Sera-ce le pécheur qui a mérité tant de fois, par son ingratitude, d’être foudroyé par votre justice !

Mon Dieu, vous êtes ensemble doux et humble, parce que l’humilité est la source de la véritable douceur. L’orgueil est toujours hautain, impatient, prêt à s’aigrir. Celui qui se méprise de bonne foi veut bien être méprisé. Celui qui croit que rien ne lui est dû ne se croit jamais maltraité. Il n’y a point de douceur véritable par tempérament : ce n’est que mollesse, indolence ou artifice. Pour être doux aux autres, il faut renoncer à soi-même.
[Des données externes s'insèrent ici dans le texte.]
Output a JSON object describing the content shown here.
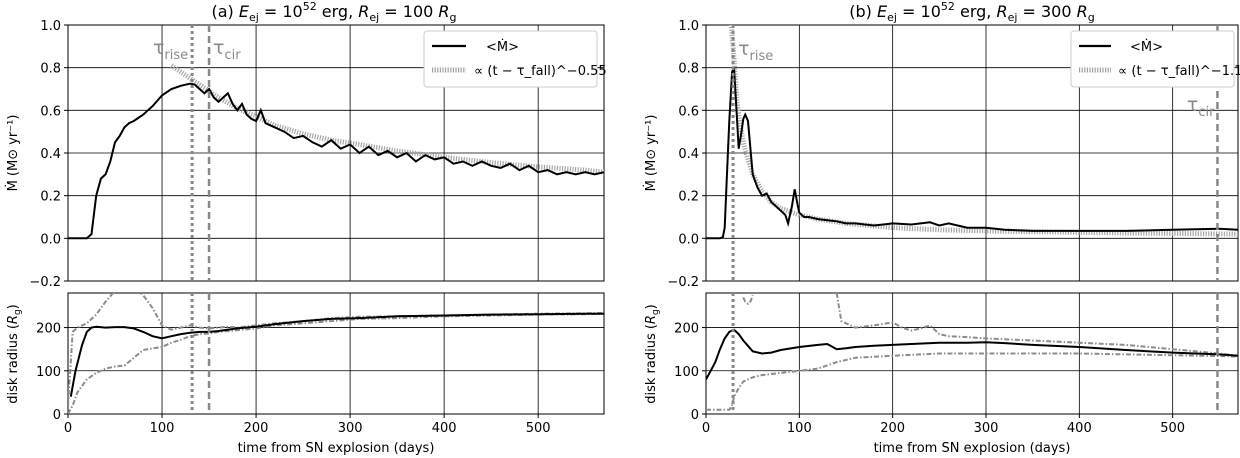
{
  "chart_data": [
    {
      "panel": "a",
      "type": "line",
      "title": "(a) E_ej = 10^52 erg, R_ej = 100 R_g",
      "title_parts": {
        "prefix": "(a) ",
        "e_sym": "E",
        "e_sub": "ej",
        "e_mid": " = 10",
        "e_exp": "52",
        "e_unit": " erg, ",
        "r_sym": "R",
        "r_sub": "ej",
        "r_mid": " = 100 ",
        "r_unit": "R",
        "r_unit_sub": "g"
      },
      "xlabel": "time from SN explosion (days)",
      "xlim": [
        0,
        570
      ],
      "xticks": [
        0,
        100,
        200,
        300,
        400,
        500
      ],
      "grid": true,
      "upper": {
        "ylabel": "Ṁ (M⊙ yr⁻¹)",
        "ylim": [
          -0.2,
          1.0
        ],
        "yticks": [
          "−0.2",
          "0.0",
          "0.2",
          "0.4",
          "0.6",
          "0.8",
          "1.0"
        ],
        "ytick_values": [
          -0.2,
          0.0,
          0.2,
          0.4,
          0.6,
          0.8,
          1.0
        ],
        "legend": {
          "placement": "top-right",
          "entries": [
            "<Ṁ>",
            "∝ (t − τ_fall)^−0.55"
          ]
        },
        "series": [
          {
            "label": "<Ṁ>",
            "style": "solid-black",
            "x": [
              0,
              10,
              20,
              25,
              30,
              35,
              40,
              45,
              50,
              55,
              60,
              65,
              70,
              80,
              90,
              100,
              110,
              120,
              125,
              130,
              135,
              140,
              145,
              150,
              155,
              160,
              165,
              170,
              175,
              180,
              185,
              190,
              195,
              200,
              205,
              210,
              215,
              220,
              230,
              240,
              250,
              260,
              270,
              280,
              290,
              300,
              310,
              320,
              330,
              340,
              350,
              360,
              370,
              380,
              390,
              400,
              410,
              420,
              430,
              440,
              450,
              460,
              470,
              480,
              490,
              500,
              510,
              520,
              530,
              540,
              550,
              560,
              570
            ],
            "y": [
              0.0,
              0.0,
              0.0,
              0.02,
              0.2,
              0.28,
              0.3,
              0.36,
              0.45,
              0.48,
              0.52,
              0.54,
              0.55,
              0.58,
              0.62,
              0.67,
              0.7,
              0.715,
              0.72,
              0.725,
              0.72,
              0.7,
              0.68,
              0.7,
              0.66,
              0.64,
              0.66,
              0.68,
              0.63,
              0.6,
              0.63,
              0.58,
              0.56,
              0.55,
              0.6,
              0.54,
              0.53,
              0.52,
              0.5,
              0.47,
              0.48,
              0.45,
              0.43,
              0.46,
              0.42,
              0.44,
              0.4,
              0.43,
              0.39,
              0.41,
              0.38,
              0.4,
              0.36,
              0.39,
              0.37,
              0.38,
              0.35,
              0.36,
              0.34,
              0.36,
              0.34,
              0.33,
              0.35,
              0.32,
              0.34,
              0.31,
              0.32,
              0.3,
              0.31,
              0.3,
              0.31,
              0.3,
              0.31
            ]
          },
          {
            "label": "∝ (t − τ_fall)^−0.55",
            "style": "dotted-gray",
            "x": [
              110,
              120,
              130,
              140,
              150,
              160,
              180,
              200,
              220,
              250,
              280,
              310,
              350,
              400,
              450,
              500,
              550,
              570
            ],
            "y": [
              0.81,
              0.78,
              0.75,
              0.72,
              0.69,
              0.66,
              0.61,
              0.57,
              0.53,
              0.49,
              0.46,
              0.44,
              0.41,
              0.38,
              0.355,
              0.335,
              0.32,
              0.31
            ]
          }
        ],
        "annotations": [
          {
            "text": "τ",
            "sub": "rise",
            "x": 132,
            "style": "dotted-gray"
          },
          {
            "text": "τ",
            "sub": "cir",
            "x": 150,
            "style": "dashed-gray"
          }
        ]
      },
      "lower": {
        "ylabel": "disk radius (R_g)",
        "ylabel_parts": {
          "prefix": "disk radius (",
          "sym": "R",
          "sub": "g",
          "suffix": ")"
        },
        "ylim": [
          0,
          280
        ],
        "yticks": [
          "0",
          "100",
          "200"
        ],
        "ytick_values": [
          0,
          100,
          200
        ],
        "series": [
          {
            "label": "disk radius",
            "style": "solid-black",
            "x": [
              3,
              8,
              15,
              20,
              25,
              30,
              40,
              50,
              60,
              70,
              80,
              90,
              100,
              110,
              120,
              130,
              140,
              150,
              160,
              180,
              200,
              220,
              250,
              280,
              310,
              350,
              400,
              450,
              500,
              550,
              570
            ],
            "y": [
              40,
              100,
              160,
              190,
              200,
              202,
              200,
              201,
              201,
              198,
              190,
              180,
              175,
              180,
              185,
              188,
              190,
              190,
              192,
              198,
              202,
              208,
              215,
              220,
              222,
              226,
              228,
              230,
              231,
              232,
              232
            ]
          },
          {
            "label": "disk radius outer",
            "style": "dashdot-gray",
            "x": [
              0,
              5,
              10,
              20,
              30,
              40,
              50,
              60,
              70,
              80,
              90,
              100,
              110,
              120,
              130,
              140,
              150,
              160,
              170,
              180,
              200,
              220,
              250,
              280,
              310,
              350,
              400,
              450,
              500,
              550,
              570
            ],
            "y": [
              20,
              190,
              200,
              210,
              230,
              260,
              285,
              300,
              295,
              275,
              245,
              205,
              195,
              200,
              205,
              200,
              198,
              200,
              202,
              200,
              205,
              210,
              215,
              222,
              225,
              226,
              228,
              230,
              232,
              233,
              234
            ]
          },
          {
            "label": "disk radius inner",
            "style": "dashdot-gray",
            "x": [
              0,
              5,
              10,
              20,
              30,
              40,
              50,
              60,
              70,
              80,
              90,
              100,
              110,
              120,
              130,
              140,
              150,
              160,
              180,
              200,
              220,
              250,
              280,
              310,
              350,
              400,
              450,
              500,
              550,
              570
            ],
            "y": [
              0,
              20,
              50,
              80,
              95,
              105,
              110,
              112,
              130,
              148,
              152,
              155,
              165,
              172,
              180,
              185,
              186,
              190,
              194,
              198,
              205,
              210,
              215,
              220,
              222,
              226,
              228,
              230,
              231,
              232
            ]
          }
        ]
      }
    },
    {
      "panel": "b",
      "type": "line",
      "title": "(b) E_ej = 10^52 erg, R_ej = 300 R_g",
      "title_parts": {
        "prefix": "(b) ",
        "e_sym": "E",
        "e_sub": "ej",
        "e_mid": " = 10",
        "e_exp": "52",
        "e_unit": " erg, ",
        "r_sym": "R",
        "r_sub": "ej",
        "r_mid": " = 300 ",
        "r_unit": "R",
        "r_unit_sub": "g"
      },
      "xlabel": "time from SN explosion (days)",
      "xlim": [
        0,
        570
      ],
      "xticks": [
        0,
        100,
        200,
        300,
        400,
        500
      ],
      "grid": true,
      "upper": {
        "ylabel": "Ṁ (M⊙ yr⁻¹)",
        "ylim": [
          -0.2,
          1.0
        ],
        "yticks": [
          "−0.2",
          "0.0",
          "0.2",
          "0.4",
          "0.6",
          "0.8",
          "1.0"
        ],
        "ytick_values": [
          -0.2,
          0.0,
          0.2,
          0.4,
          0.6,
          0.8,
          1.0
        ],
        "legend": {
          "placement": "top-right",
          "entries": [
            "<Ṁ>",
            "∝ (t − τ_fall)^−1.1"
          ]
        },
        "series": [
          {
            "label": "<Ṁ>",
            "style": "solid-black",
            "x": [
              0,
              10,
              15,
              18,
              20,
              22,
              25,
              28,
              30,
              32,
              35,
              38,
              40,
              42,
              45,
              48,
              50,
              55,
              60,
              65,
              70,
              75,
              80,
              85,
              88,
              92,
              95,
              98,
              100,
              105,
              110,
              120,
              130,
              140,
              150,
              160,
              170,
              180,
              200,
              220,
              240,
              250,
              260,
              280,
              300,
              320,
              350,
              400,
              450,
              500,
              550,
              570
            ],
            "y": [
              0.0,
              0.0,
              0.0,
              0.005,
              0.05,
              0.25,
              0.55,
              0.78,
              0.8,
              0.65,
              0.42,
              0.5,
              0.56,
              0.58,
              0.55,
              0.4,
              0.3,
              0.24,
              0.2,
              0.21,
              0.17,
              0.15,
              0.13,
              0.11,
              0.07,
              0.15,
              0.23,
              0.16,
              0.12,
              0.1,
              0.1,
              0.09,
              0.085,
              0.08,
              0.07,
              0.07,
              0.065,
              0.06,
              0.07,
              0.065,
              0.075,
              0.06,
              0.07,
              0.05,
              0.05,
              0.04,
              0.035,
              0.035,
              0.035,
              0.04,
              0.045,
              0.04
            ]
          },
          {
            "label": "∝ (t − τ_fall)^−1.1",
            "style": "dotted-gray",
            "x": [
              25,
              27,
              29,
              31,
              33,
              36,
              40,
              45,
              50,
              60,
              70,
              80,
              100,
              120,
              150,
              200,
              250,
              300,
              400,
              500,
              570
            ],
            "y": [
              1.1,
              1.0,
              0.9,
              0.78,
              0.65,
              0.55,
              0.45,
              0.37,
              0.3,
              0.22,
              0.17,
              0.14,
              0.11,
              0.09,
              0.07,
              0.05,
              0.04,
              0.035,
              0.028,
              0.023,
              0.02
            ]
          }
        ],
        "annotations": [
          {
            "text": "τ",
            "sub": "rise",
            "x": 29,
            "style": "dotted-gray"
          },
          {
            "text": "τ",
            "sub": "cir",
            "x": 548,
            "style": "dashed-gray"
          }
        ]
      },
      "lower": {
        "ylabel": "disk radius (R_g)",
        "ylabel_parts": {
          "prefix": "disk radius (",
          "sym": "R",
          "sub": "g",
          "suffix": ")"
        },
        "ylim": [
          0,
          280
        ],
        "yticks": [
          "0",
          "100",
          "200"
        ],
        "ytick_values": [
          0,
          100,
          200
        ],
        "series": [
          {
            "label": "disk radius",
            "style": "solid-black",
            "x": [
              0,
              5,
              10,
              15,
              20,
              25,
              30,
              35,
              40,
              50,
              60,
              70,
              80,
              100,
              120,
              130,
              140,
              150,
              160,
              180,
              200,
              220,
              250,
              280,
              300,
              320,
              350,
              400,
              450,
              500,
              550,
              570
            ],
            "y": [
              80,
              100,
              120,
              150,
              175,
              190,
              195,
              185,
              170,
              145,
              140,
              142,
              148,
              155,
              160,
              162,
              150,
              152,
              155,
              158,
              160,
              162,
              165,
              165,
              166,
              164,
              160,
              155,
              148,
              142,
              138,
              135
            ]
          },
          {
            "label": "disk radius outer",
            "style": "dashdot-gray",
            "x": [
              40,
              42,
              45,
              48,
              50
            ],
            "y": [
              270,
              260,
              255,
              262,
              275
            ]
          },
          {
            "label": "disk radius outer 2",
            "style": "dashdot-gray",
            "x": [
              140,
              145,
              150,
              160,
              180,
              200,
              210,
              220,
              230,
              240,
              250,
              260,
              280,
              300,
              350,
              400,
              450,
              500,
              550,
              570
            ],
            "y": [
              280,
              215,
              210,
              200,
              205,
              212,
              200,
              193,
              198,
              205,
              185,
              180,
              178,
              175,
              170,
              165,
              160,
              150,
              140,
              135
            ]
          },
          {
            "label": "disk radius inner",
            "style": "dashdot-gray",
            "x": [
              0,
              10,
              20,
              25,
              28,
              30,
              35,
              40,
              50,
              60,
              80,
              100,
              120,
              140,
              160,
              200,
              250,
              300,
              350,
              400,
              450,
              500,
              550,
              570
            ],
            "y": [
              10,
              10,
              10,
              10,
              20,
              40,
              60,
              75,
              85,
              90,
              95,
              100,
              105,
              120,
              130,
              135,
              140,
              140,
              140,
              140,
              138,
              136,
              134,
              133
            ]
          }
        ]
      }
    }
  ]
}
Vous ajoutez, ô mon Sauveur, « doux et humble. » Ce n’est pas un abaissement qui ne soit que dans l’esprit par réflexion ; c’est un goût du cœur ; c’est un abaissement auquel la volonté consent, et qu’elle aime pour glorifier Dieu ; c’est une vue paisible de sa misère pour s’anéantir devant Dieu ; c’est une destruction de toute confiance en son courage naturel, afin de ne devoir sa guérison qu’à Dieu seul. Voir sa misère et en être au désespoir, ce n’est pas être humble ; c’est au contraire un dépit d’orgueil, qui est pire que l’orgueil même.